The church epitomizes shared values: loyalty over life; service to church and family; absolute compliance, all with a clearly defined hierarchy. Fred, or “Gramps” as the kids call him, channels God’s desires and opinions, and Shirley Phelps-Roper (much admired by Lauren) manages the day-to-day operations.
From the descriptions in this book, the church has created a compound in the middle of suburbia that is pretty close to a communist ideal. They share property — all the backyards for a square block have been enclosed with a tall privacy fence to create a communal park and playground (with a big pool, basketball court, volleyball, swings and such for the little kids, trampoline, jogging track, BBQ, grassy areas and more). When anyone needs home repairs or a remodel, everyone helps out.

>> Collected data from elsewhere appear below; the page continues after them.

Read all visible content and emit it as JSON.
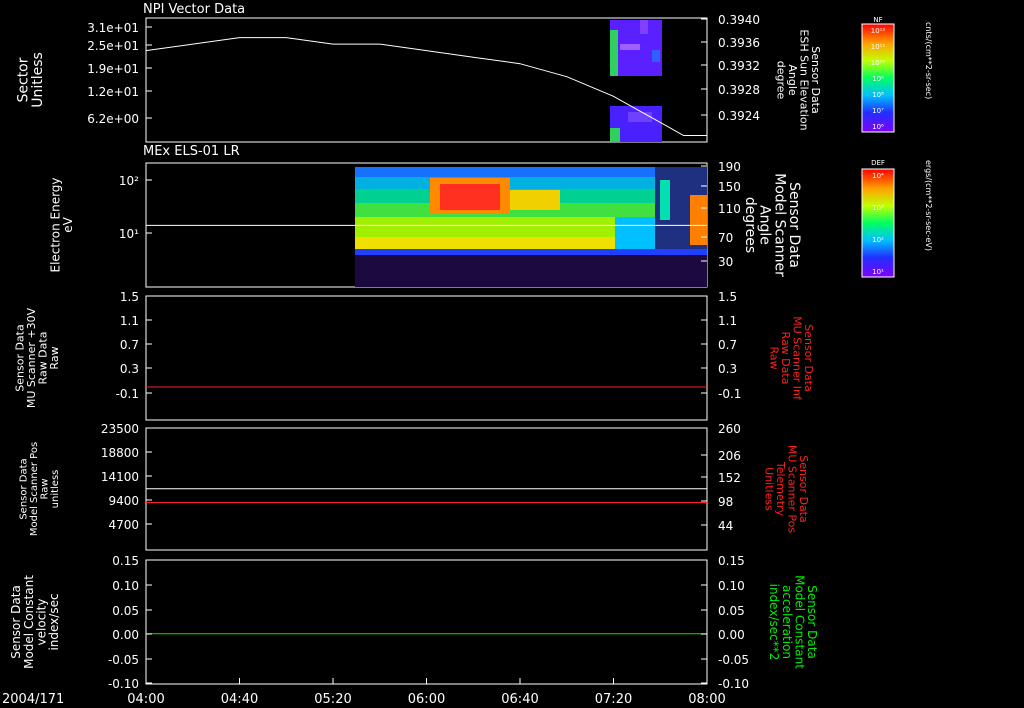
{
  "date_label": "2004/171",
  "x_ticks": [
    "04:00",
    "04:40",
    "05:20",
    "06:00",
    "06:40",
    "07:20",
    "08:00"
  ],
  "panels": [
    {
      "title": "NPI Vector Data",
      "left_label": [
        "Sector",
        "Unitless"
      ],
      "left_ticks": [
        "3.1e+01",
        "2.5e+01",
        "1.9e+01",
        "1.2e+01",
        "6.2e+00"
      ],
      "right_label": [
        "Sensor Data",
        "ESH Sun Elevation",
        "Angle",
        "degree"
      ],
      "right_label_color": "#ffffff",
      "right_ticks": [
        "0.3940",
        "0.3936",
        "0.3932",
        "0.3928",
        "0.3924"
      ],
      "colorbar": {
        "title": "NF",
        "unit": "cnts/(cm**2-sr-sec)",
        "ticks": [
          "10¹²",
          "10¹¹",
          "10¹⁰",
          "10⁹",
          "10⁸",
          "10⁷",
          "10⁶"
        ]
      }
    },
    {
      "title": "MEx ELS-01 LR",
      "left_label": [
        "Electron Energy",
        "eV"
      ],
      "left_ticks": [
        "10²",
        "10¹"
      ],
      "right_label": [
        "Sensor Data",
        "Model Scanner",
        "Angle",
        "degrees"
      ],
      "right_label_color": "#ffffff",
      "right_ticks": [
        "190",
        "150",
        "110",
        "70",
        "30"
      ],
      "colorbar": {
        "title": "DEF",
        "unit": "ergs/(cm**2-sr-sec-eV)",
        "ticks": [
          "10⁴",
          "10³",
          "10²",
          "10¹"
        ]
      }
    },
    {
      "left_label": [
        "Sensor Data",
        "MU Scanner +30V",
        "Raw Data",
        "Raw"
      ],
      "left_ticks": [
        "1.5",
        "1.1",
        "0.7",
        "0.3",
        "-0.1"
      ],
      "right_label": [
        "Sensor Data",
        "MU Scanner Inf",
        "Raw Data",
        "Raw"
      ],
      "right_label_color": "#ff2020",
      "right_ticks": [
        "1.5",
        "1.1",
        "0.7",
        "0.3",
        "-0.1"
      ]
    },
    {
      "left_label": [
        "Sensor Data",
        "Model Scanner Pos",
        "Raw",
        "unitless"
      ],
      "left_ticks": [
        "23500",
        "18800",
        "14100",
        "9400",
        "4700"
      ],
      "right_label": [
        "Sensor Data",
        "MU Scanner Pos",
        "Telemetry",
        "Unitless"
      ],
      "right_label_color": "#ff2020",
      "right_ticks": [
        "260",
        "206",
        "152",
        "98",
        "44"
      ]
    },
    {
      "left_label": [
        "Sensor Data",
        "Model Constant",
        "velocity",
        "index/sec"
      ],
      "left_ticks": [
        "0.15",
        "0.10",
        "0.05",
        "0.00",
        "-0.05",
        "-0.10"
      ],
      "right_label": [
        "Sensor Data",
        "Model Constant",
        "acceleration",
        "index/sec**2"
      ],
      "right_label_color": "#00ee00",
      "right_ticks": [
        "0.15",
        "0.10",
        "0.05",
        "0.00",
        "-0.05",
        "-0.10"
      ]
    }
  ],
  "colors": {
    "background": "#000000",
    "axis": "#ffffff",
    "red_trace": "#ff2020",
    "green_trace": "#00ee00"
  },
  "chart_data": [
    {
      "type": "line",
      "title": "NPI Vector Data",
      "x_range": [
        "04:00",
        "08:00"
      ],
      "y_right_range": [
        0.3921,
        0.394
      ],
      "series": [
        {
          "name": "ESH Sun Elevation Angle",
          "x": [
            "04:00",
            "04:20",
            "04:40",
            "05:00",
            "05:20",
            "05:40",
            "06:00",
            "06:20",
            "06:40",
            "07:00",
            "07:20",
            "07:30",
            "07:40",
            "07:50",
            "08:00"
          ],
          "values": [
            0.3935,
            0.3936,
            0.3937,
            0.3937,
            0.3936,
            0.3936,
            0.3935,
            0.3934,
            0.3933,
            0.3931,
            0.3928,
            0.3926,
            0.3924,
            0.3922,
            0.3922
          ]
        }
      ]
    },
    {
      "type": "heatmap",
      "title": "MEx ELS-01 LR",
      "x_range": [
        "04:00",
        "08:00"
      ],
      "y_scale": "log",
      "y_right_range": [
        10,
        190
      ],
      "series": [
        {
          "name": "Model Scanner Angle",
          "x": [
            "04:00",
            "05:24",
            "08:00"
          ],
          "values": [
            90,
            90,
            90
          ]
        }
      ]
    },
    {
      "type": "line",
      "x_range": [
        "04:00",
        "08:00"
      ],
      "y_range": [
        -0.3,
        1.5
      ],
      "series": [
        {
          "name": "MU Scanner Inf Raw Data",
          "x": [
            "04:00",
            "08:00"
          ],
          "values": [
            -0.0,
            -0.0
          ],
          "color": "#ff2020"
        }
      ]
    },
    {
      "type": "line",
      "x_range": [
        "04:00",
        "08:00"
      ],
      "y_range": [
        0,
        23500
      ],
      "series": [
        {
          "name": "Model Scanner Pos",
          "x": [
            "04:00",
            "08:00"
          ],
          "values": [
            11600,
            11600
          ],
          "color": "#ffffff"
        },
        {
          "name": "MU Scanner Pos Telemetry",
          "x": [
            "04:00",
            "08:00"
          ],
          "values": [
            8900,
            8900
          ],
          "color": "#ff2020"
        }
      ]
    },
    {
      "type": "line",
      "x_range": [
        "04:00",
        "08:00"
      ],
      "y_range": [
        -0.1,
        0.15
      ],
      "series": [
        {
          "name": "Model Constant velocity",
          "x": [
            "04:00",
            "08:00"
          ],
          "values": [
            0.0,
            0.0
          ],
          "color": "#00ee00"
        }
      ]
    }
  ]
}
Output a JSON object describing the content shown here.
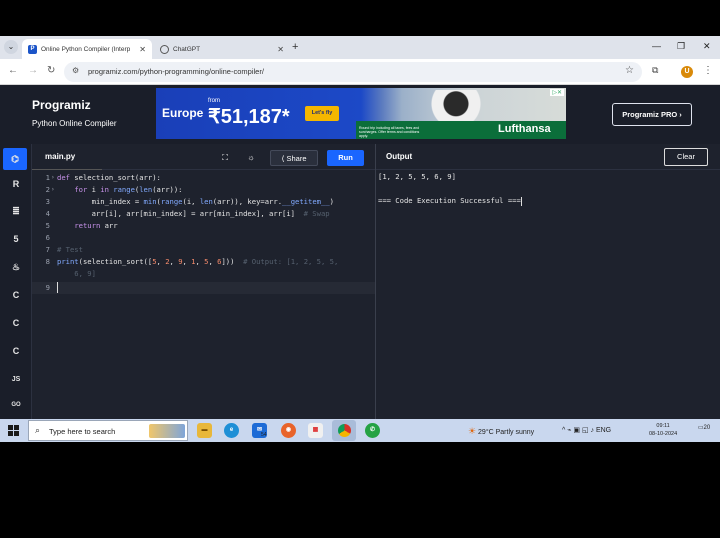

When you’re “in,” you get a life where you will never be alone. And if you’re “out,” you lose it all.
If this were about another small bigoted/cultish church group, I might not be interested. But this is about WBC, the “church” that has harassed us for decades, the one that shows up at the Lied Center and funerals, at dance recitals and graduations, the one in our emotional backyard.
Read it and weep.
Note: In the months prior to publication, both Megan and Grace Phelps-Roper have also left Westboro Baptist Church, but for reasons of conscience.